例えば私には風の音がなんとなく不穏。つい最近まではこの感覚は普通、当たり前だと思って気にしていなかった。豊崎のマンションはいつも風があり密閉性の高い部屋にはビューという音がよくしていた。こわいと強く思うのではなく、無意識に近いレベルで漠然と心地悪く感じている。
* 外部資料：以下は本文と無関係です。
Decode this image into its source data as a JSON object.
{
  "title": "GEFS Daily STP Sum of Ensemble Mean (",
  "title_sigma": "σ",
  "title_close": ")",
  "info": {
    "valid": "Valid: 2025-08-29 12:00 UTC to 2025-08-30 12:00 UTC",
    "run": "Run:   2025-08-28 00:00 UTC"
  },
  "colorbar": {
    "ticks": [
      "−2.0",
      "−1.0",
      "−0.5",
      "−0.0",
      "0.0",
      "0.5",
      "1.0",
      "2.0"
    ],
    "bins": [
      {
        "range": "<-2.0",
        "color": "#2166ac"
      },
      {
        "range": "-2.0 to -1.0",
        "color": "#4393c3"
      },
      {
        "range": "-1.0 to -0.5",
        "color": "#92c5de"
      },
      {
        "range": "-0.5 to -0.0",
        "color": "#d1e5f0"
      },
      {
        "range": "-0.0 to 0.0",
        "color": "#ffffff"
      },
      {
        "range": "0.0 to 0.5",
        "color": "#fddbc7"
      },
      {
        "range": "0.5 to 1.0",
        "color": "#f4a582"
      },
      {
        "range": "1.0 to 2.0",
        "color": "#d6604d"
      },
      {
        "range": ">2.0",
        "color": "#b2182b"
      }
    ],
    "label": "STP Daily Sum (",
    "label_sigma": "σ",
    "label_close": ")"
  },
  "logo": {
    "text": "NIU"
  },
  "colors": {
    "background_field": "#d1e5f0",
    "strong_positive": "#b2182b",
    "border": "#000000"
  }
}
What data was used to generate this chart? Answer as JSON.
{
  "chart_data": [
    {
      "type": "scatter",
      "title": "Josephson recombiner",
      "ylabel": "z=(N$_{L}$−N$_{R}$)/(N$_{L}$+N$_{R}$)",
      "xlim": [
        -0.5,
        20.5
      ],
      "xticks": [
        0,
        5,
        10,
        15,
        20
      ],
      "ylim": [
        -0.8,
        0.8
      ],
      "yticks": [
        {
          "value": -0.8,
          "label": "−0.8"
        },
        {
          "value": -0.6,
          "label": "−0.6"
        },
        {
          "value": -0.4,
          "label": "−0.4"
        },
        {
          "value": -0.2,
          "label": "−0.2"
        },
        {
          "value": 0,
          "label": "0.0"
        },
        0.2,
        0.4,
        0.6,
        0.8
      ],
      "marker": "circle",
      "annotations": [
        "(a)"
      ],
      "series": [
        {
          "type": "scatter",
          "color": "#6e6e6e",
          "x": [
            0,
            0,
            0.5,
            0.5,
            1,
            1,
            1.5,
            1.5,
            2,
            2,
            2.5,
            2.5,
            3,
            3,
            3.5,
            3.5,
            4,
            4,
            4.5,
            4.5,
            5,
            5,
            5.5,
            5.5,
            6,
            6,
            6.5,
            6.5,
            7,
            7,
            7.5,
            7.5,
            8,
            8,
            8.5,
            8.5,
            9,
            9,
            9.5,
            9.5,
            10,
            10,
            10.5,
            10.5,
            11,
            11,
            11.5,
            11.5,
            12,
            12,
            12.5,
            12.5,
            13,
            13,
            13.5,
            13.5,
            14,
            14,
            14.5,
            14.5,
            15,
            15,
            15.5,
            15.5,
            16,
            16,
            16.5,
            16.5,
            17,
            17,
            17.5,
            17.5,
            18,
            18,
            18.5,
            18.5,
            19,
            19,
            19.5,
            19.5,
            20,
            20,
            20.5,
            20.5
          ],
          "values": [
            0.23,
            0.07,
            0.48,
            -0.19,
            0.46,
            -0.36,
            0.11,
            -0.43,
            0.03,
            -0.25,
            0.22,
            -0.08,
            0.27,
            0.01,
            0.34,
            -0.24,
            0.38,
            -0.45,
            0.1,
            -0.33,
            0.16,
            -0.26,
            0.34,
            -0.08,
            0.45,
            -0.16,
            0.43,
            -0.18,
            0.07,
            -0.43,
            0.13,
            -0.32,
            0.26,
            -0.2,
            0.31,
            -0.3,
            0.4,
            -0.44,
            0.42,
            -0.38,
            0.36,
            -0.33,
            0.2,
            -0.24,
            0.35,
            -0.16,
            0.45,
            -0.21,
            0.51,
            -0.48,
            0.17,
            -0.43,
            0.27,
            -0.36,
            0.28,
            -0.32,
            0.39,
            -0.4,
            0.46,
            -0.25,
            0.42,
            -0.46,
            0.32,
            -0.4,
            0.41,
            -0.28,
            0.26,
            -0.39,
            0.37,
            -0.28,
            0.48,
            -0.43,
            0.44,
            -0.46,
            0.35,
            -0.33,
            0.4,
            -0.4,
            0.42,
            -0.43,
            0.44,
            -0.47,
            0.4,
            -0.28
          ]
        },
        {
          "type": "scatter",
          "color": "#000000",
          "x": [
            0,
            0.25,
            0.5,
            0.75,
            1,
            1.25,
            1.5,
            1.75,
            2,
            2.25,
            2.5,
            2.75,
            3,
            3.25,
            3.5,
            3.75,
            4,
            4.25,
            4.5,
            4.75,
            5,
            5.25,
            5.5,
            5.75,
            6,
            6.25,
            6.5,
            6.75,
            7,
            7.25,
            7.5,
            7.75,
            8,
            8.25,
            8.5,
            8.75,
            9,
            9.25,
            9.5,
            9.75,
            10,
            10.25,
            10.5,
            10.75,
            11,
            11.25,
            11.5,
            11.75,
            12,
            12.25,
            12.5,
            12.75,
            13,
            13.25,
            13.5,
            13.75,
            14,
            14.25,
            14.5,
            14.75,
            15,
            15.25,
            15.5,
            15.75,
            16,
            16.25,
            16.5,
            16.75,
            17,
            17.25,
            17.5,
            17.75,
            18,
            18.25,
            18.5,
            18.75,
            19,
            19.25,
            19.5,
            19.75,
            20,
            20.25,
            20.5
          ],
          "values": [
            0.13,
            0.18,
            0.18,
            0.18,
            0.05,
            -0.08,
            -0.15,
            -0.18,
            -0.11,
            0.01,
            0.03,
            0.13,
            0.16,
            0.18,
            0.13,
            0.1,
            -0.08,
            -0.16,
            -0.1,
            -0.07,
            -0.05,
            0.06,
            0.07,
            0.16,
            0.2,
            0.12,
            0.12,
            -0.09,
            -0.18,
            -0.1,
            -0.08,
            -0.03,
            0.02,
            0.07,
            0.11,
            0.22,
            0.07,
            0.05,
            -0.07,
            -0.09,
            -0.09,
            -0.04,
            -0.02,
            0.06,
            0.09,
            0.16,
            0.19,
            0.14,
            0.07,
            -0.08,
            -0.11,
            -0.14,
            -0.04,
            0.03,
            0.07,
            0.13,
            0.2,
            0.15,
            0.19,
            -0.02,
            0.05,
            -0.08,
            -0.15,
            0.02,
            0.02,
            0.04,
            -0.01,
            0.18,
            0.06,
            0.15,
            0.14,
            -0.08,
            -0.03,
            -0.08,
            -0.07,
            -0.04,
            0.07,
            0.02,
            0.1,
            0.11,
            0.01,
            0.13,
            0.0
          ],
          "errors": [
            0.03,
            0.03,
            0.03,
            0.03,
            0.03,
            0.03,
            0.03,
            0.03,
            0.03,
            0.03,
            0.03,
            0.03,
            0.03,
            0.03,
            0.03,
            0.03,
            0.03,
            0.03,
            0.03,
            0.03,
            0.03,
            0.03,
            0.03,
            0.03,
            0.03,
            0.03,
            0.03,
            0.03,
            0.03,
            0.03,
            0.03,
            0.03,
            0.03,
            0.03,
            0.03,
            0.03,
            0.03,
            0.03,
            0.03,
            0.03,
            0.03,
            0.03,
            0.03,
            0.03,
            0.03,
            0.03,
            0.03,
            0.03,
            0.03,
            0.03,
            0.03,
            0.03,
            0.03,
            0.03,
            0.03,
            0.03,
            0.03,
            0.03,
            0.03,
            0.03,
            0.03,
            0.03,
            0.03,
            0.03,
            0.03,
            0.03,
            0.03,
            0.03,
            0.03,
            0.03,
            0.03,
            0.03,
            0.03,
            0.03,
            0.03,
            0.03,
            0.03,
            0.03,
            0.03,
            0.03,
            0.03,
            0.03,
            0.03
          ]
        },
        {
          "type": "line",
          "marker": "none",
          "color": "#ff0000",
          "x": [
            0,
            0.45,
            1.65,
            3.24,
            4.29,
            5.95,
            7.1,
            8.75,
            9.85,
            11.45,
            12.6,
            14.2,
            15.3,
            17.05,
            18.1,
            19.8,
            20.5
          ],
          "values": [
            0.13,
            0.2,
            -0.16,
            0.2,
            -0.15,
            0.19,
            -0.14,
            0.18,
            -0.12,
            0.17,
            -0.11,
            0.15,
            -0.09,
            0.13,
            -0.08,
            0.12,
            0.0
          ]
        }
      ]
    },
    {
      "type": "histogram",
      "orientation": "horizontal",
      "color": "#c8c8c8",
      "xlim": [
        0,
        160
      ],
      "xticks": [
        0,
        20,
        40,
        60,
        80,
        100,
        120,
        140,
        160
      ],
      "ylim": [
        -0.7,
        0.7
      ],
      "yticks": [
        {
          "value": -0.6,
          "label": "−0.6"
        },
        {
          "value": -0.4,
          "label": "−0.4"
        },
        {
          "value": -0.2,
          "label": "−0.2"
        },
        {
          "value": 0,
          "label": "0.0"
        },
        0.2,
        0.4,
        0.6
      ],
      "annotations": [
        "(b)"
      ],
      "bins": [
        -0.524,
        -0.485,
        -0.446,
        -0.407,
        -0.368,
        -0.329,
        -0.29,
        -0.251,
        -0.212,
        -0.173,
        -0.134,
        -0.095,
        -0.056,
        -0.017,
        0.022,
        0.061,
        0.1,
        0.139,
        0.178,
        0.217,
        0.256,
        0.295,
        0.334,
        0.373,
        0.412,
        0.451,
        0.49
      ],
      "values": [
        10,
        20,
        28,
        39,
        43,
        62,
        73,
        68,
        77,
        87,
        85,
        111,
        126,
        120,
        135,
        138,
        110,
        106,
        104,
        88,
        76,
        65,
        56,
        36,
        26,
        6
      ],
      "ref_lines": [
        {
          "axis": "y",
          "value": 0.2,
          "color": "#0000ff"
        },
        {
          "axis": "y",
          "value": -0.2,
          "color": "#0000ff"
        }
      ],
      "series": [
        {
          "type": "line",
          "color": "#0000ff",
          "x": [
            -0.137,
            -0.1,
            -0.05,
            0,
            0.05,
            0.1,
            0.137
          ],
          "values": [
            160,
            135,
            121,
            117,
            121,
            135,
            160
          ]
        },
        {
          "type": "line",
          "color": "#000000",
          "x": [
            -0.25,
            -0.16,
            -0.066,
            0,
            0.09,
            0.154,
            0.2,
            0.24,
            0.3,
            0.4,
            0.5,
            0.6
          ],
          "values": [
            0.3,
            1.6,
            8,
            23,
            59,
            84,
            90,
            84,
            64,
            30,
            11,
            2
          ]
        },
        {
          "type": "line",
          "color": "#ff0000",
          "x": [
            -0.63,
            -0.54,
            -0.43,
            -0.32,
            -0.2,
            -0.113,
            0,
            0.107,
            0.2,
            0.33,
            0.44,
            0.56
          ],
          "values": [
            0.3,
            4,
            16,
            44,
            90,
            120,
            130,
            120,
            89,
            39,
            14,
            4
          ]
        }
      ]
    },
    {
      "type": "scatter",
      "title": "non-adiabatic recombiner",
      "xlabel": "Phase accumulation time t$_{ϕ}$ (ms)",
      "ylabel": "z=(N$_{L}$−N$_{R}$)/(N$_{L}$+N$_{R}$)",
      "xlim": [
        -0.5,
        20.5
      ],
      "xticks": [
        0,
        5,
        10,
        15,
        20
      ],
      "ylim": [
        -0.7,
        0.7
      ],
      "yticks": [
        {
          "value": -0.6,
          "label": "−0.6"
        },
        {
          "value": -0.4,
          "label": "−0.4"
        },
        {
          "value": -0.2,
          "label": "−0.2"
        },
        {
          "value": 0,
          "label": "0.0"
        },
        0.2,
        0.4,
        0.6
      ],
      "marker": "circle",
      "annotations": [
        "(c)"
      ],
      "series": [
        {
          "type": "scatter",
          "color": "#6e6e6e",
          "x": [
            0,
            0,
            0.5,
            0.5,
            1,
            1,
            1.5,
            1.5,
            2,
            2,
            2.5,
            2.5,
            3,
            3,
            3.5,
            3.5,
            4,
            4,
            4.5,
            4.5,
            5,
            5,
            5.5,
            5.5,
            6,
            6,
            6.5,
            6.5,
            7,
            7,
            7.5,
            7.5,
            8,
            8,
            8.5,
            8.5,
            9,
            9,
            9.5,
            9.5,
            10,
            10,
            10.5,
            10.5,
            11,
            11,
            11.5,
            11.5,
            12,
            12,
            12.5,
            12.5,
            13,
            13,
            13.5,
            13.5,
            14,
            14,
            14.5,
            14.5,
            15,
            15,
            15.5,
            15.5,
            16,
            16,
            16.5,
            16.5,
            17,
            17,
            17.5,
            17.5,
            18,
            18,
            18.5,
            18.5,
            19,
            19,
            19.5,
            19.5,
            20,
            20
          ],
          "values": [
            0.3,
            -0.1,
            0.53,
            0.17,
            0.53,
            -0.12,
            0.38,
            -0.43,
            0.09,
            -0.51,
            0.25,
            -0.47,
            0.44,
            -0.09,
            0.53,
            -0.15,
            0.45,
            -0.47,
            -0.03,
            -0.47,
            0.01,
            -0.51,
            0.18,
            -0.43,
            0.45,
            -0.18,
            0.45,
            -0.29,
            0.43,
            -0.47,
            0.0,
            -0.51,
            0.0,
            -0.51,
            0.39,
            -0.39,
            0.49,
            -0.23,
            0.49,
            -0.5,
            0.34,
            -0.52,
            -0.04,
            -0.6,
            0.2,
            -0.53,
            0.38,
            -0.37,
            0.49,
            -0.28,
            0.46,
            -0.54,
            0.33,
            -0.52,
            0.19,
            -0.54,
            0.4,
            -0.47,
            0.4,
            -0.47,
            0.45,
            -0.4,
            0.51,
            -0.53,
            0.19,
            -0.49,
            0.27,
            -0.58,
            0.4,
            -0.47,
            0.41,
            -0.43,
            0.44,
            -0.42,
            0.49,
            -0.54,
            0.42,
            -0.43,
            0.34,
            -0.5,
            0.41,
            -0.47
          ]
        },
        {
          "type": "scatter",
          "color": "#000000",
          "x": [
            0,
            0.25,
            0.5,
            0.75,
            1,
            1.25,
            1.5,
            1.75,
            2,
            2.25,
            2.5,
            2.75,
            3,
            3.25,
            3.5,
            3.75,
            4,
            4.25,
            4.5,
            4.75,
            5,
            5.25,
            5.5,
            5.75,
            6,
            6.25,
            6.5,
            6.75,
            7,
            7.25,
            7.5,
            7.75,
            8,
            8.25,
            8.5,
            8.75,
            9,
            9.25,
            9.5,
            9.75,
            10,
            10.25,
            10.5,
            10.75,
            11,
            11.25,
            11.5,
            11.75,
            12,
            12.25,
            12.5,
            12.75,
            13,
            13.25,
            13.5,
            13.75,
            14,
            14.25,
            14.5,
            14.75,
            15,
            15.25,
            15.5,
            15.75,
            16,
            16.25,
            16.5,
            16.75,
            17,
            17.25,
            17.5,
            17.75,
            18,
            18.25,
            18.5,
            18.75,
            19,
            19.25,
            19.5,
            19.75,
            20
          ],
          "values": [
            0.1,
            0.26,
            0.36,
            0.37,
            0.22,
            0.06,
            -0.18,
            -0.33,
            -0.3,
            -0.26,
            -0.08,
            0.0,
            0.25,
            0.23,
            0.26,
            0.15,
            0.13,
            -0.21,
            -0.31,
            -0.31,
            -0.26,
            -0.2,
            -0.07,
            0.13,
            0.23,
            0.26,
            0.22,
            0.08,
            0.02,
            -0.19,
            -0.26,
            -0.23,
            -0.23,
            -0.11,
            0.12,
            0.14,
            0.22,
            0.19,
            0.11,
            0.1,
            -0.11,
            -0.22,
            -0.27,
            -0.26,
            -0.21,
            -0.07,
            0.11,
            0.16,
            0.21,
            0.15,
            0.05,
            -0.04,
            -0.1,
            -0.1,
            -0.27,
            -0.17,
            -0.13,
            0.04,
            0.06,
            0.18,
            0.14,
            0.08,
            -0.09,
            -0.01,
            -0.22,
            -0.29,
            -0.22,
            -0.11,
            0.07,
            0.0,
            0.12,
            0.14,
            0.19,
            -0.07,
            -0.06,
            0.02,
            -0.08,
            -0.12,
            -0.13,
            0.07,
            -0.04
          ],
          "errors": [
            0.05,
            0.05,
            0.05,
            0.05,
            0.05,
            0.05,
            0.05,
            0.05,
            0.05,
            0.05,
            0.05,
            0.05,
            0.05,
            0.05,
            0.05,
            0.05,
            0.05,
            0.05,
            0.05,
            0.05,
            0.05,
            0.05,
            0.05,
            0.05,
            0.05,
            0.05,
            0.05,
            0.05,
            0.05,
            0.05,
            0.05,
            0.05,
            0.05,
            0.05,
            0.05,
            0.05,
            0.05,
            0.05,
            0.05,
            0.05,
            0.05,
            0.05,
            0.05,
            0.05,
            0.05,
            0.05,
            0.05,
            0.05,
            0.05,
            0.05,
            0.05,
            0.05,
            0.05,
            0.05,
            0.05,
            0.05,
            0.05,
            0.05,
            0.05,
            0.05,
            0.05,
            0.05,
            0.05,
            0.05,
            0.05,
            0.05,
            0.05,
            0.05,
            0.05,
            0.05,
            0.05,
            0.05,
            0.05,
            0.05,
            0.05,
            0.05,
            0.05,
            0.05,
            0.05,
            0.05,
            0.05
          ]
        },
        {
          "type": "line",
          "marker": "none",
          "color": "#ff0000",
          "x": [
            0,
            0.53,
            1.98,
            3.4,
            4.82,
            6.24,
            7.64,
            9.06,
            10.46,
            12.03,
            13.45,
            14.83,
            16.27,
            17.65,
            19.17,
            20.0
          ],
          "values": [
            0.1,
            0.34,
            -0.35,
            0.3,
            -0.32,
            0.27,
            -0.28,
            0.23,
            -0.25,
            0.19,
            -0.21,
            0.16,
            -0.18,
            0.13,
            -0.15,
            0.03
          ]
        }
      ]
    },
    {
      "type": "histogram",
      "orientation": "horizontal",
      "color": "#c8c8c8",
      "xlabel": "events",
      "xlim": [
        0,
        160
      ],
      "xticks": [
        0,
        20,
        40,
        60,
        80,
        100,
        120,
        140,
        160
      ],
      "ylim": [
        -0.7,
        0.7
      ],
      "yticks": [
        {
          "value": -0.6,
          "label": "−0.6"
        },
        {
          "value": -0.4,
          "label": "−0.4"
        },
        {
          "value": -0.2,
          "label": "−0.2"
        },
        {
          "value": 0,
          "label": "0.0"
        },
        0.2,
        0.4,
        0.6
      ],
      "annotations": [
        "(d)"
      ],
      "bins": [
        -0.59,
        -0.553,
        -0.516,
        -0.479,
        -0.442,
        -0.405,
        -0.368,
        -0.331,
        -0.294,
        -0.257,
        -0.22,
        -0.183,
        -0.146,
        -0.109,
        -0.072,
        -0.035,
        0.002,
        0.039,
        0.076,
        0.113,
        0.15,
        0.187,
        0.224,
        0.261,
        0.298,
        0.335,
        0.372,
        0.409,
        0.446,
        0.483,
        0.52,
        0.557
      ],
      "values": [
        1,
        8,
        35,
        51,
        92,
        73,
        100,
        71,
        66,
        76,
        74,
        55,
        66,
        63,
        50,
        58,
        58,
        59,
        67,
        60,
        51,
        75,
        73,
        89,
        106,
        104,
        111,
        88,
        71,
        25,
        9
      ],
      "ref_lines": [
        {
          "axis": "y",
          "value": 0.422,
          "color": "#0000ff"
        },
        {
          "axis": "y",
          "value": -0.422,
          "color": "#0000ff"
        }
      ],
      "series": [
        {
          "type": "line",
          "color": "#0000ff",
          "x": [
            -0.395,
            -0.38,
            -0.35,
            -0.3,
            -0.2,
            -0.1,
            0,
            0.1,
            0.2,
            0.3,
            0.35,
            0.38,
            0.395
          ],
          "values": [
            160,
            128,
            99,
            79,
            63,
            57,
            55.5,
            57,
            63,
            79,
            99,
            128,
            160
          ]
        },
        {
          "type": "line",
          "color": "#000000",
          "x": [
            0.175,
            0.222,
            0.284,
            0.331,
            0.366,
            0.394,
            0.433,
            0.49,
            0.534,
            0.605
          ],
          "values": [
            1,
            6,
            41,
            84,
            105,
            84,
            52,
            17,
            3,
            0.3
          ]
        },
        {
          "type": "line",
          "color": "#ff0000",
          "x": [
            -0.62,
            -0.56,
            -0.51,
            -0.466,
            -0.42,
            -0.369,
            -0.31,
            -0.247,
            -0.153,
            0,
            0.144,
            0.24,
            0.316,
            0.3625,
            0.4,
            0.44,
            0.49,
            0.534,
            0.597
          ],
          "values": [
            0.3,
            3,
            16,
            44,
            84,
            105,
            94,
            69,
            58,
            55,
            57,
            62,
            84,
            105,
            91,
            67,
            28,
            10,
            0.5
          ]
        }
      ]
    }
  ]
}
そこになにか1つでも負のイメージの要因がプラスされるととても不安になる、というような仕組みだ。例えば電話の音にすごくびくっとするとか。(電話は今はそんなことはないのですが昔とてもこわかったのです。なにかよからぬ知らせが来るといつもおそれていたから。)

これ自体はたいした問題ではないので多くの人は気にかけたり対処しようとはしないのですが、これにさらに目に見えるプレッシャーが加わると、心はとても追い詰められたような感覚にとらわれるようになります。

そこで多くの人は原因はその目に見えるプレッシャーだと思うのですが、心を掘っていくと、幼少期に台風の夜、部屋に置き去りにされたという体験から、風の音は心細くとても不安、という風に記憶されていたります。これは実話で、私の母が最近になってふと笑い話で私に話してくれたことです。みおちゃんを部屋に置いてお隣さんのところに避難したんだよ、という風に。私はとてもびっくりして「どうして置いていったの?!」と聞くと「だって赤ちゃんだからわかんないもん」と平静に言われました。かくして気づきは促されたわけです。あとは浄化あるのみ。

多くの人が直感を信じる、と語っているのも実はこの潜在意識の感覚的記憶から来ているものを指していることが多い。幼少期や過去世の記憶によって良し悪しの基準が決められている。それは信じるに値するものとは言いがたい。本当は「直観」を養わなければならないのです。直覚を使って判断するのです。

直感は、本能の領域であり動物的な感覚によって肉体と肉体意識を守るという目的のために使われるもの。ですからなんとなくこっちに行ったら安全だったとかいうのは確かにある。ですが、それが神聖な導きだったり高次の目的を示すかというとそうではない。高次の目的、魂の目的、人生の指針などは直感ではなく直観に従ってください。

直観を養うには潜在意識、つまり自己意識、肉体保存の本能を浄化し続けることです。そして内なる神を求める生き方を望み、歩むことです。